When asked about this, the pork industry says that, while it may be true that farm workers have higher levels of resistant bacteria, they don't result in illnesses that are untreatable with antibiotics. "What's being used in pork production are old drugs, the tetracyclines and the early penicillins, not the important drugs that are being used in human medicine. There just isn't an impact on human health," says Liz Wagstrom, chief veterinarian at the NPPC.

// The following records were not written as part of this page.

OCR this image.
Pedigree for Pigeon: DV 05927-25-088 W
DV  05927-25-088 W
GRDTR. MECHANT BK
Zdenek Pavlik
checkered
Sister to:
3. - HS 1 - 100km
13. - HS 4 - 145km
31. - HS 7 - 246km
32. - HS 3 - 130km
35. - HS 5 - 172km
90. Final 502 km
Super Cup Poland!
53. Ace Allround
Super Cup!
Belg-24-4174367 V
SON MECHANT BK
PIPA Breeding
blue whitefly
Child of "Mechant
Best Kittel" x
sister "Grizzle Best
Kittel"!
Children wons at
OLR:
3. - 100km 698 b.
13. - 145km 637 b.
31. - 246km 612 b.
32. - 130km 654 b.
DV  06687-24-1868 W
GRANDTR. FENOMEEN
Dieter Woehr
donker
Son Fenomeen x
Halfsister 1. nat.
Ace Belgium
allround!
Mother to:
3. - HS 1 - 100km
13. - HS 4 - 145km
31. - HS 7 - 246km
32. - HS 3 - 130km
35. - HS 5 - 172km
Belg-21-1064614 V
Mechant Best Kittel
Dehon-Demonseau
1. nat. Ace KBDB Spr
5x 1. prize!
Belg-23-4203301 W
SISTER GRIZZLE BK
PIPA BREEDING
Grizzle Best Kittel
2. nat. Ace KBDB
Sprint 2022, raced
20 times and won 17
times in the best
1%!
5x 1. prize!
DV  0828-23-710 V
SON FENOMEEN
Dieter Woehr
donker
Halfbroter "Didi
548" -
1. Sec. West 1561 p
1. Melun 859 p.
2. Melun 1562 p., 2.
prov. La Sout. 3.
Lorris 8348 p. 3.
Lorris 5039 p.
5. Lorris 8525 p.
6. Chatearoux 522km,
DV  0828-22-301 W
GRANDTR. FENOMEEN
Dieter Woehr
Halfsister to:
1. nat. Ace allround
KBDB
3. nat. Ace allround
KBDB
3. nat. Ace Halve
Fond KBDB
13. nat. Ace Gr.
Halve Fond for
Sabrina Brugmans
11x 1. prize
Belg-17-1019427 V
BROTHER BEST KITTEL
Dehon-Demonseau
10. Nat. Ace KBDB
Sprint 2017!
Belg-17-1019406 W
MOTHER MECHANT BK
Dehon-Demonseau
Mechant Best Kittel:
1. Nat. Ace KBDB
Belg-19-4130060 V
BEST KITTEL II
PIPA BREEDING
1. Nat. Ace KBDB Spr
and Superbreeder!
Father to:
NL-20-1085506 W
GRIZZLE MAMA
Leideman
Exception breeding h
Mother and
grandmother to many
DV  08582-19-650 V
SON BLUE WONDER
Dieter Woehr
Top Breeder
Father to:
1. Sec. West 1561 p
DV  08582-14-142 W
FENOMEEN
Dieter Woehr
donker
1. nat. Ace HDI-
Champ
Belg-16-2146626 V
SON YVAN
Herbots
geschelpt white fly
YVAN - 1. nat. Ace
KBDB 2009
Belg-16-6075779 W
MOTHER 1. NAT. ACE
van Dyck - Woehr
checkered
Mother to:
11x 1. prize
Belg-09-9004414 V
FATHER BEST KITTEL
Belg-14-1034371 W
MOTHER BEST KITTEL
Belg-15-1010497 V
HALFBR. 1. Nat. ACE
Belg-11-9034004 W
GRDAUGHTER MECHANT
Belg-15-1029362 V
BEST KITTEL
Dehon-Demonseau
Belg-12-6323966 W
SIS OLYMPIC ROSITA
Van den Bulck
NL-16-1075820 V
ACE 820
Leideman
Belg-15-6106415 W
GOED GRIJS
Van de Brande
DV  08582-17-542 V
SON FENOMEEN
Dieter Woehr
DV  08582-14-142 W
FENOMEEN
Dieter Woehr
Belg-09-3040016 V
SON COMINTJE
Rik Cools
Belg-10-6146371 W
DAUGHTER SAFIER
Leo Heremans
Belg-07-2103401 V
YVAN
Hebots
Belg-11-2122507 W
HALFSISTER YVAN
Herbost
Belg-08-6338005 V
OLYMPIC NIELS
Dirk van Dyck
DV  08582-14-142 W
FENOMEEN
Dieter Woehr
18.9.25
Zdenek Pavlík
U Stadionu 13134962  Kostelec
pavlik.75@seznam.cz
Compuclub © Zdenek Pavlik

Nonetheless, the government certainly seems to have taken a close look at some of this research. At series of Congressional hearings last July, two officials made the case for taking action. John Clifford, deputy administrator for veterinary services at the USDA, said:

USDA believes it is likely that the use of antibiotics in animal agriculture does lead to some cases of antibacterial resistance among humans and in the animals themselves and it is important that these medically important antibiotics be used judiciously.
Then several days later, former FDA deputy commissioner Josh Sharfstein hammered home the point:
You actually can trace the specific bacteria around and ... find that the resistant strains in humans match the resistant strains in the animals.
But after fingering farms as part of the problem, the FDA has yet to take any action. All it's managed to do is issue preliminary guidelines that are both voluntary and weak. It may just take a lawsuit to give the FDA the push it needs to stop sitting on the fence.